- Type: Semi-automatic shotgun
- Place of origin: Italy

Production history
- Manufacturer: Beretta

Specifications
- Mass: 2.85 kilograms (6.3 lb)
- Length: 1,060 millimetres (42 in)
- Barrel length: 520 millimetres (20 in)
- Caliber: 12-gauge
- Action: Semi-automatic
- Feed system: 6 (23⁄4") or 5 (3") rounds in tube magazine
- Sights: Rifle or ghost ring

= Beretta 1201FP =

The Beretta 1201 FP is a semi-automatic shotgun, developed in the late 1980s or early 1990s by the Italian arms manufacturing company Fabbrica d'Armi Pietro Beretta.
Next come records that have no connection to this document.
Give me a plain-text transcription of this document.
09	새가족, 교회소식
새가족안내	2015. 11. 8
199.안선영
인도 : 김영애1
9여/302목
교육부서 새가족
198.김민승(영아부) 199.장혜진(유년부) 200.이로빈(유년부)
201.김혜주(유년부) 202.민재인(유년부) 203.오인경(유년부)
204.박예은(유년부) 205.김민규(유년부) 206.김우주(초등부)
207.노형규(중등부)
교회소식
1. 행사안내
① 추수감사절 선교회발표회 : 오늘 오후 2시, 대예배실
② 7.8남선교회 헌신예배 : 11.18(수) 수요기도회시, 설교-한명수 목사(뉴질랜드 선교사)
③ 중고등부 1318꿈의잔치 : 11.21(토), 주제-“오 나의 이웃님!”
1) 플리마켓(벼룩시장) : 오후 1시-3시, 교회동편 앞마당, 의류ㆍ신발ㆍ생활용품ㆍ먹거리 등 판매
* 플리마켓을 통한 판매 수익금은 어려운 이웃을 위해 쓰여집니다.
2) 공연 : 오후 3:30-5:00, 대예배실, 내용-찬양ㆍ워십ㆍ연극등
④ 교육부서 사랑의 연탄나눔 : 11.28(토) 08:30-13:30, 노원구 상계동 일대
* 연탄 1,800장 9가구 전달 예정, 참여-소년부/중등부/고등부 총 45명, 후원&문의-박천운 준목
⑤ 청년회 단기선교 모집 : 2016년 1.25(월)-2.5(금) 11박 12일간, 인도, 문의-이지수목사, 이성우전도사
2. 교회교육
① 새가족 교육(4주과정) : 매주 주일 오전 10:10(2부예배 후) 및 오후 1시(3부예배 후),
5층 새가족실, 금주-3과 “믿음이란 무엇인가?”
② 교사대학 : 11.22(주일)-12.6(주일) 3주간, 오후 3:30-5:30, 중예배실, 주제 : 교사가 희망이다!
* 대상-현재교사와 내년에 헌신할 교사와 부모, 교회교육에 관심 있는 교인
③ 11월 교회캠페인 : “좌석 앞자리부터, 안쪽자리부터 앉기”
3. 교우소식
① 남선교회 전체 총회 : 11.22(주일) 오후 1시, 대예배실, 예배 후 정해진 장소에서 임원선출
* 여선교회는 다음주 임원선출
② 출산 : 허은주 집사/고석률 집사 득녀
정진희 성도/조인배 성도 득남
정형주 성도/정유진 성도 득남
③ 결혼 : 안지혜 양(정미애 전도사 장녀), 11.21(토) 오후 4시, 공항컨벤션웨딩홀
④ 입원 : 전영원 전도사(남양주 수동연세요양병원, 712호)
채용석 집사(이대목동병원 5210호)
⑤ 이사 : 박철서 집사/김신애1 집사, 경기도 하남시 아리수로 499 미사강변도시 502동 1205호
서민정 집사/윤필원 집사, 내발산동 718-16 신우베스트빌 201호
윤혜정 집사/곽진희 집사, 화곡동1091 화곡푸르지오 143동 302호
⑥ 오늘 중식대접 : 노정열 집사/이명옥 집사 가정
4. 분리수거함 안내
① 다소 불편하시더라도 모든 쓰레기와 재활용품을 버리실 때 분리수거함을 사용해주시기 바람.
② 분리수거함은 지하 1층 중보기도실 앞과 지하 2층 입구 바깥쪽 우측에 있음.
It was an upgrade to the preceding model, the Beretta 1200. The 1201 was manufactured in two versions, 1201F, intended for hunting and sporting, and the 1201FP, intended for law enforcement duties.

The Beretta 1201FP shotgun uses the proven inertia drive operating system found on Benelli shotguns and is very reliable. Some models came with rifle sights and some came with ghost ring sights with a tritium "night sight" insert in the front sight.

The 1200 and 1201F and FP are no longer manufactured and the Benelli Super 90 is the current version.